HBO Mines for Deadwood Viewers

How desperate is Home Box Office to get a crowd for its male-skewing western drama, Deadwood? In advance of the Sunday, March 6, premiere of the second season, HBO is dispatching teams to leave 10,000 golden nuggets in each of four cities: New York, Chicago, Philadelphia and San Francisco.

The nuggets will be inscribed with the Deadwood logo, a number, and a Web site, which gold diggers visit to see if they’ve won $450 cash (about the market price for an ounce of gold) or Deadwood DVDs.
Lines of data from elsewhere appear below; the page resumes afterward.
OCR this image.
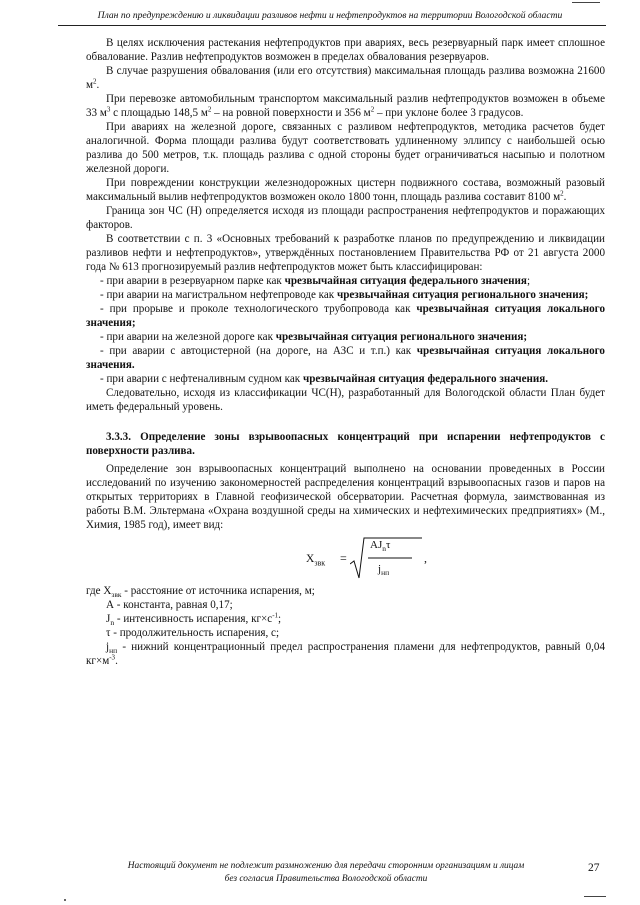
План по предупреждению и ликвидации разливов нефти и нефтепродуктов на территории Вологодской области

В целях исключения растекания нефтепродуктов при авариях, весь резервуарный парк имеет сплошное обвалование. Разлив нефтепродуктов возможен в пределах обвалования резервуаров.

В случае разрушения обвалования (или его отсутствия) максимальная площадь разлива возможна 21600 $м^2$.

При перевозке автомобильным транспортом максимальный разлив нефтепродуктов возможен в объеме 33 $м^3$ с площадью 148,5 $м^2$ – на ровной поверхности и 356 $м^2$ – при уклоне более 3 градусов.

При авариях на железной дороге, связанных с разливом нефтепродуктов, методика расчетов будет аналогичной. Форма площади разлива будут соответствовать удлиненному эллипсу с наибольшей осью разлива до 500 метров, т.к. площадь разлива с одной стороны будет ограничиваться насыпью и полотном железной дороги.

При повреждении конструкции железнодорожных цистерн подвижного состава, возможный разовый максимальный вылив нефтепродуктов возможен около 1800 тонн, площадь разлива составит 8100 $м^2$.

Граница зон ЧС (Н) определяется исходя из площади распространения нефтепродуктов и поражающих факторов.

В соответствии с п. 3 «Основных требований к разработке планов по предупреждению и ликвидации разливов нефти и нефтепродуктов», утверждённых постановлением Правительства РФ от 21 августа 2000 года № 613 прогнозируемый разлив нефтепродуктов может быть классифицирован:

- при аварии в резервуарном парке как чрезвычайная ситуация федерального значения;

- при аварии на магистральном нефтепроводе как чрезвычайная ситуация регионального значения;

- при прорыве и проколе технологического трубопровода как чрезвычайная ситуация локального значения;

- при аварии на железной дороге как чрезвычайная ситуация регионального значения;

- при аварии с автоцистерной (на дороге, на АЗС и т.п.) как чрезвычайная ситуация локального значения.

- при аварии с нефтеналивным судном как чрезвычайная ситуация федерального значения.

Следовательно, исходя из классификации ЧС(Н), разработанный для Вологодской области План будет иметь федеральный уровень.

3.3.3. Определение зоны взрывоопасных концентраций при испарении нефтепродуктов с поверхности разлива.

Определение зон взрывоопасных концентраций выполнено на основании проведенных в России исследований по изучению закономерностей распределения концентраций взрывоопасных газов и паров на открытых территориях в Главной геофизической обсерватории. Расчетная формула, заимствованная из работы В.М. Эльтермана «Охрана воздушной среды на химических и нефтехимических предприятиях» (М., Химия, 1985 год), имеет вид:

$X_{звк}$ =
$AJ_n\tau$
$j_{нп}$
,

где $X_{звк}$ - расстояние от источника испарения, м;

А - константа, равная 0,17;

$J_n$ - интенсивность испарения, $кг\times с^{-1}$;

τ - продолжительность испарения, с;

$j_{нп}$ - нижний концентрационный предел распространения пламени для нефтепродуктов, равный 0,04 $кг\times м^{-3}$.

Настоящий документ не подлежит размножению для передачи сторонним организациям и лицам
без согласия Правительства Вологодской области
27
With The Sopranos not due back for a new season until 2006 and a certain ABC show about a bunch of suburban housewives getting all the Sunday attention, HBO is taking no chances.

HBO is also decorating Manhattan’s subway shuttle between Grand Central Station and Times Square saloon-style with faux-wood finishing—the first marketing venture of the sort for New York’s Metropolitan Transportation Authority. (HBO also included DVD screeners of the first season’s first episode in weekend issues of The New York Times sent to some 200,000 Times subscribers).

The campaign’s budget ranked up there with HBO superstar shows The Sopranos and Sex and the City in the $10 million range.

An HBO rep said that the campaign had "nothing to do with Desperate Housewives," noting HBO’s strategy of repeating programs and providing them on-demand: "We don’t mind if you don’t watch [Deadwood] on Sundays."